Todas as ações dessa última discussão têm relação direta com o ODS 4 (educação de qualidade), considerando que, sobre esse assunto, a ONU tem como premissa “assegurar a educação inclusiva e equitativa e de qualidade, e promover oportunidades de aprendizagem ao longo da vida para todos” (ONU BRASIL, 2021a).
CONSIDERAÇÕES FINAIS
A partir das considerações levantadas neste artigo, pode-se concluir que, no Brasil, a EPT é alvo de algumas polêmicas, porém é um nicho com grande potencial de transformar o país em uma potência no desenvolvimento sustentável, já que essa é a tendência mundial para um futuro próximo.
Assim, o trabalhador-estudante do amanhã se destacará se puder desenvolver e treinar as habilidades transdisciplinares, o que, provavelmente, lhe dará a chance de escolher se tem aptidão para trabalhos manuais, braçais ou intelectuais, e desenvolvê-los da melhor forma, com possibilidade de alterar o método produtivo, caso julgue necessário.
Para isso, existem alguns meios, porém se defende a trilha da sustentabilidade, pois é a forma como o mundo tem enfrentado o novo paradigma da complexidade.

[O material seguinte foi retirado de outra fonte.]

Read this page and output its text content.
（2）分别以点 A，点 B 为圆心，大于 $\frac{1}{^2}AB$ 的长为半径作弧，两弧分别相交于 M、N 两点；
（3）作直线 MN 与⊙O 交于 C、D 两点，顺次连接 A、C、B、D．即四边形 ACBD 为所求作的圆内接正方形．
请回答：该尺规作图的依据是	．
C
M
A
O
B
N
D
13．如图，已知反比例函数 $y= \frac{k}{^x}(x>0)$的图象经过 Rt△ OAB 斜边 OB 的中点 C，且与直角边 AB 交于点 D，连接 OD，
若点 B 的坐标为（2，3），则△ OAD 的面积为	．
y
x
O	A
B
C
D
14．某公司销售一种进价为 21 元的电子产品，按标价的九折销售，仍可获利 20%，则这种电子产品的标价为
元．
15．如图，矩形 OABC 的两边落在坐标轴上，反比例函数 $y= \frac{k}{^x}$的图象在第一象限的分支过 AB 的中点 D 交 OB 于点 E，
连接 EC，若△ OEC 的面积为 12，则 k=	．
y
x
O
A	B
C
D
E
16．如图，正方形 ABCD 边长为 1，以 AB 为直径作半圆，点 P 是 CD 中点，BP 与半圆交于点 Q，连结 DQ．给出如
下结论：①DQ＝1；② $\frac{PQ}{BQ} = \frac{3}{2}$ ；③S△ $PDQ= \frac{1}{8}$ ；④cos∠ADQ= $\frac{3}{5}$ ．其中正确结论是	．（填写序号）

E esse movimento poderá ser concretizado pela alteração de duas dimensões: docentes e estrutura da EPT.
Portanto, recomenda-se, primeiramente, que os professores reflitam constantemente sobre suas práticas pedagógicas e incorporem atividades de sustentabilidade em suas aulas. Essa tarefa está inacabada e é sempre possível que a atividade seja diferente, pois as turmas são distintas e os estudantes também. Nesse mesmo sentido, o professor também é diferente a cada ano, pois já se transformou com a atividade anterior e com as discussões com seus ex-estudantes. Obviamente, essa tarefa só será efetivada se o professor conseguir investir em sua formação continuada, ou por ação pessoal, ou por incentivo e prática da escola.
Aliado a isso, deve haver significativa reformulação do currículo da EPT; incentivos financeiros para pesquisa, extensão e inovação em sustentabilidade; encorajamento às metodologias ativas e divulgação das benesses da EPT para o futuro de nossa nação. Para essa segunda dimensão, novamente, volta-se a enfatizar o desenvolvimento de políticas públicas. Essa é uma importante via para se conseguir cumprir as atuais e vindouras metas para o desejado desenvolvimento sustentável.